The tech bromance comes on the heels of Trump’s near-death experience and choice of J.D. Vance to be his vice presidential running mate. Musk recently promised to shovel $45 million a month into America PAC, a group that is backing the former president, the Wall Street Journal reported. Musk endorsed Trump minutes after the president survived an assassination attempt on Saturday.
In the lead-up to the endorsement, Musk and Trump had been shaping a potential administration gig for the billionaire, which would involve influencing economic policy, border security and voting integrity, according to the Journal. The two men purportedly talk on the phone multiple times a month.

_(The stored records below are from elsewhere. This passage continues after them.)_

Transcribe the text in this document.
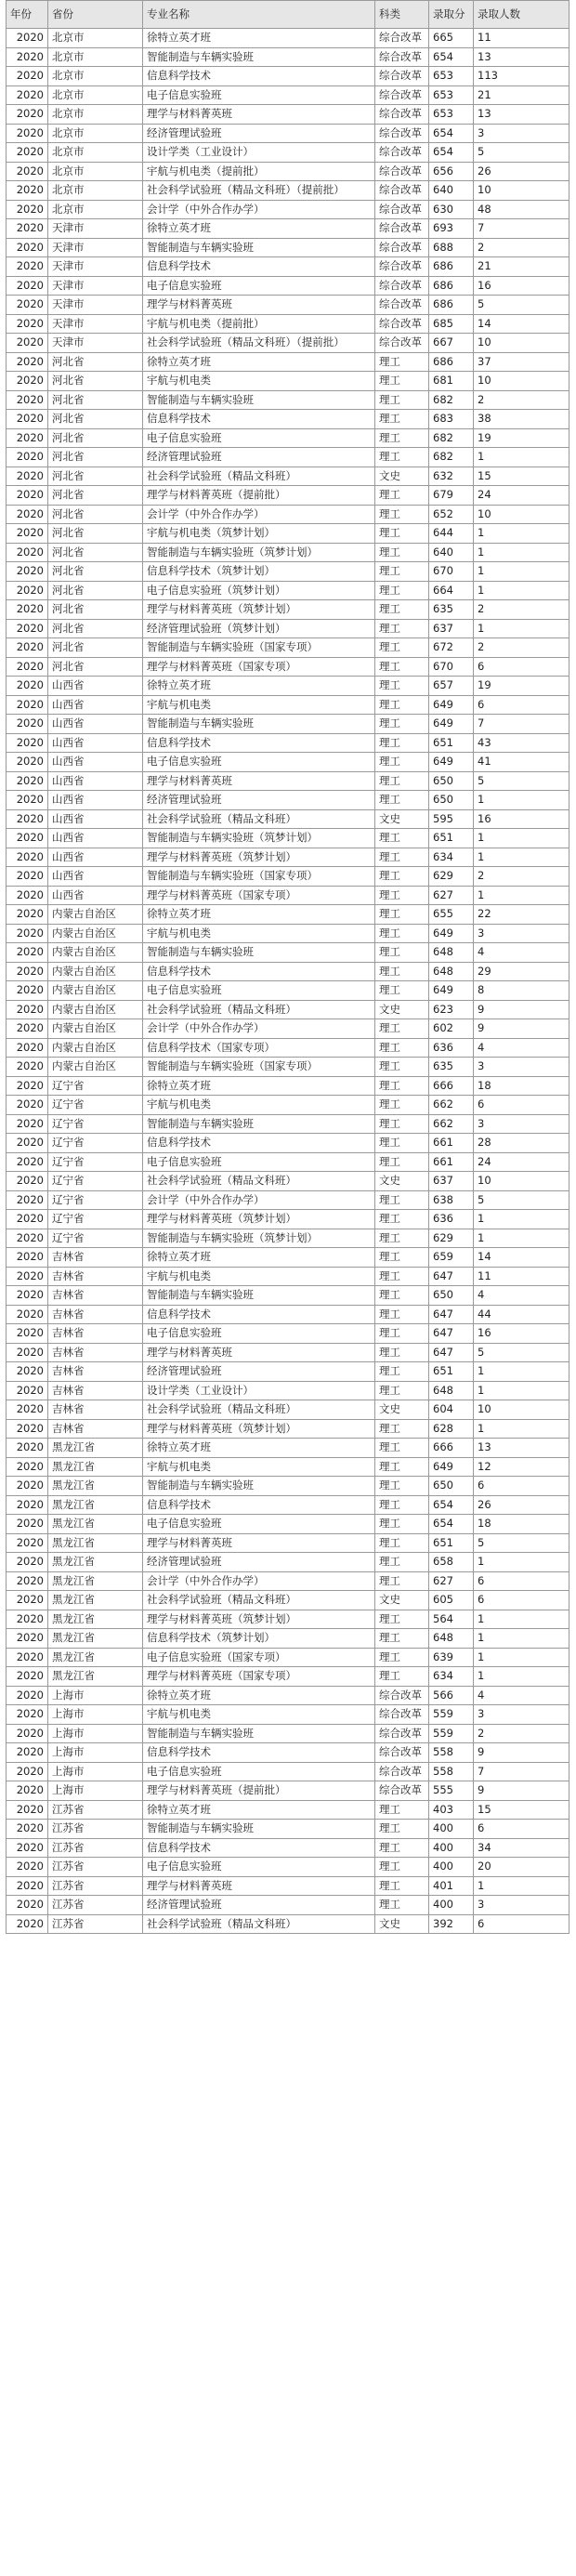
年份	省份	专业名称	科类	录取分	录取人数
2020	北京市	徐特立英才班	综合改革	665	11
2020	北京市	智能制造与车辆实验班	综合改革	654	13
2020	北京市	信息科学技术	综合改革	653	113
2020	北京市	电子信息实验班	综合改革	653	21
2020	北京市	理学与材料菁英班	综合改革	653	13
2020	北京市	经济管理试验班	综合改革	654	3
2020	北京市	设计学类（工业设计）	综合改革	654	5
2020	北京市	宇航与机电类（提前批）	综合改革	656	26
2020	北京市	社会科学试验班（精品文科班）（提前批）	综合改革	640	10
2020	北京市	会计学（中外合作办学）	综合改革	630	48
2020	天津市	徐特立英才班	综合改革	693	7
2020	天津市	智能制造与车辆实验班	综合改革	688	2
2020	天津市	信息科学技术	综合改革	686	21
2020	天津市	电子信息实验班	综合改革	686	16
2020	天津市	理学与材料菁英班	综合改革	686	5
2020	天津市	宇航与机电类（提前批）	综合改革	685	14
2020	天津市	社会科学试验班（精品文科班）（提前批）	综合改革	667	10
2020	河北省	徐特立英才班	理工	686	37
2020	河北省	宇航与机电类	理工	681	10
2020	河北省	智能制造与车辆实验班	理工	682	2
2020	河北省	信息科学技术	理工	683	38
2020	河北省	电子信息实验班	理工	682	19
2020	河北省	经济管理试验班	理工	682	1
2020	河北省	社会科学试验班（精品文科班）	文史	632	15
2020	河北省	理学与材料菁英班（提前批）	理工	679	24
2020	河北省	会计学（中外合作办学）	理工	652	10
2020	河北省	宇航与机电类（筑梦计划）	理工	644	1
2020	河北省	智能制造与车辆实验班（筑梦计划）	理工	640	1
2020	河北省	信息科学技术（筑梦计划）	理工	670	1
2020	河北省	电子信息实验班（筑梦计划）	理工	664	1
2020	河北省	理学与材料菁英班（筑梦计划）	理工	635	2
2020	河北省	经济管理试验班（筑梦计划）	理工	637	1
2020	河北省	智能制造与车辆实验班（国家专项）	理工	672	2
2020	河北省	理学与材料菁英班（国家专项）	理工	670	6
2020	山西省	徐特立英才班	理工	657	19
2020	山西省	宇航与机电类	理工	649	6
2020	山西省	智能制造与车辆实验班	理工	649	7
2020	山西省	信息科学技术	理工	651	43
2020	山西省	电子信息实验班	理工	649	41
2020	山西省	理学与材料菁英班	理工	650	5
2020	山西省	经济管理试验班	理工	650	1
2020	山西省	社会科学试验班（精品文科班）	文史	595	16
2020	山西省	智能制造与车辆实验班（筑梦计划）	理工	651	1
2020	山西省	理学与材料菁英班（筑梦计划）	理工	634	1
2020	山西省	智能制造与车辆实验班（国家专项）	理工	629	2
2020	山西省	理学与材料菁英班（国家专项）	理工	627	1
2020	内蒙古自治区	徐特立英才班	理工	655	22
2020	内蒙古自治区	宇航与机电类	理工	649	3
2020	内蒙古自治区	智能制造与车辆实验班	理工	648	4
2020	内蒙古自治区	信息科学技术	理工	648	29
2020	内蒙古自治区	电子信息实验班	理工	649	8
2020	内蒙古自治区	社会科学试验班（精品文科班）	文史	623	9
2020	内蒙古自治区	会计学（中外合作办学）	理工	602	9
2020	内蒙古自治区	信息科学技术（国家专项）	理工	636	4
2020	内蒙古自治区	智能制造与车辆实验班（国家专项）	理工	635	3
2020	辽宁省	徐特立英才班	理工	666	18
2020	辽宁省	宇航与机电类	理工	662	6
2020	辽宁省	智能制造与车辆实验班	理工	662	3
2020	辽宁省	信息科学技术	理工	661	28
2020	辽宁省	电子信息实验班	理工	661	24
2020	辽宁省	社会科学试验班（精品文科班）	文史	637	10
2020	辽宁省	会计学（中外合作办学）	理工	638	5
2020	辽宁省	理学与材料菁英班（筑梦计划）	理工	636	1
2020	辽宁省	智能制造与车辆实验班（筑梦计划）	理工	629	1
2020	吉林省	徐特立英才班	理工	659	14
2020	吉林省	宇航与机电类	理工	647	11
2020	吉林省	智能制造与车辆实验班	理工	650	4
2020	吉林省	信息科学技术	理工	647	44
2020	吉林省	电子信息实验班	理工	647	16
2020	吉林省	理学与材料菁英班	理工	647	5
2020	吉林省	经济管理试验班	理工	651	1
2020	吉林省	设计学类（工业设计）	理工	648	1
2020	吉林省	社会科学试验班（精品文科班）	文史	604	10
2020	吉林省	理学与材料菁英班（筑梦计划）	理工	628	1
2020	黑龙江省	徐特立英才班	理工	666	13
2020	黑龙江省	宇航与机电类	理工	649	12
2020	黑龙江省	智能制造与车辆实验班	理工	650	6
2020	黑龙江省	信息科学技术	理工	654	26
2020	黑龙江省	电子信息实验班	理工	654	18
2020	黑龙江省	理学与材料菁英班	理工	651	5
2020	黑龙江省	经济管理试验班	理工	658	1
2020	黑龙江省	会计学（中外合作办学）	理工	627	6
2020	黑龙江省	社会科学试验班（精品文科班）	文史	605	6
2020	黑龙江省	理学与材料菁英班（筑梦计划）	理工	564	1
2020	黑龙江省	信息科学技术（筑梦计划）	理工	648	1
2020	黑龙江省	电子信息实验班（国家专项）	理工	639	1
2020	黑龙江省	理学与材料菁英班（国家专项）	理工	634	1
2020	上海市	徐特立英才班	综合改革	566	4
2020	上海市	宇航与机电类	综合改革	559	3
2020	上海市	智能制造与车辆实验班	综合改革	559	2
2020	上海市	信息科学技术	综合改革	558	9
2020	上海市	电子信息实验班	综合改革	558	7
2020	上海市	理学与材料菁英班（提前批）	综合改革	555	9
2020	江苏省	徐特立英才班	理工	403	15
2020	江苏省	智能制造与车辆实验班	理工	400	6
2020	江苏省	信息科学技术	理工	400	34
2020	江苏省	电子信息实验班	理工	400	20
2020	江苏省	理学与材料菁英班	理工	401	1
2020	江苏省	经济管理试验班	理工	400	3
2020	江苏省	社会科学试验班（精品文科班）	文史	392	6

America PAC’s other donors include the Winklevoss twins, billionaire Douglas Leone of Sequoia Capital, and Palantir co-founder Joe Lonsdale, who is taking part in leading the group, The New York Times reported.
Venture capital billionaires Marc Andreessen and Ben Horowitz also plan to donate to Trump, Axios reported Wednesday. On their Tuesday podcast, the pair lamented how President Joe Biden’s policies around AI and cryptocurrency have hurt start-ups in those fields.
The Biden administration has sought to rein in crypto, suing Coinbase and Binance and vetoing a bill that would have scaled back regulations. Trump, meanwhile, has said he doesn't want to lose crypto business to other countries. He plans to release a fourth collection of non-fungible tokens soon.
Trump's new running mate, Ohio Senator J.D. Vance, has been vocally critical of big tech, but he's pro crypto. He has drafted a bill to protect the industry and owns bitcoin himself. While a staunch critic of Biden, he has praised the president's Federal Trade Commission Chair, Lina Khan, who, like Vance, has been crusader against big tech.
The surge in support among the wealthy men of Silicon Valley may have helped sway Trump on Vance’s behalf—and Vance's selection may have helped win them over.
Musk and heavyweight venture capitalist David Sacks were among those who lobbied for Vance's VP selection, according to Axios. Sacks, a former PayPal executive who gave almost $1 million to a PAC supporting Vance’s 2022 Senate bid, boarded the Trump train in early June.
Peter Thiel, who co-founded PayPal with Musk and donated to Trump's previous bids, is another Silicon Valley titan who has a longstanding personal relationship with Vance. Thiel backed Vance's Senate bid with a record-breaking $15 million.
Thiel also facilitated the Vance-Trump relationship, arranging a meeting at Mar-a-Lago with the two men, as well as the president's son. Thiel told The Atlantic in 2023 that he wouldn't be giving to Trump again.
But some of Trump's earlier adopters are still chipping in. Among those who gave $1 million to America PAC last month is another PayPal co-founder, Ken Howery, the former president’s ambassador to Sweden.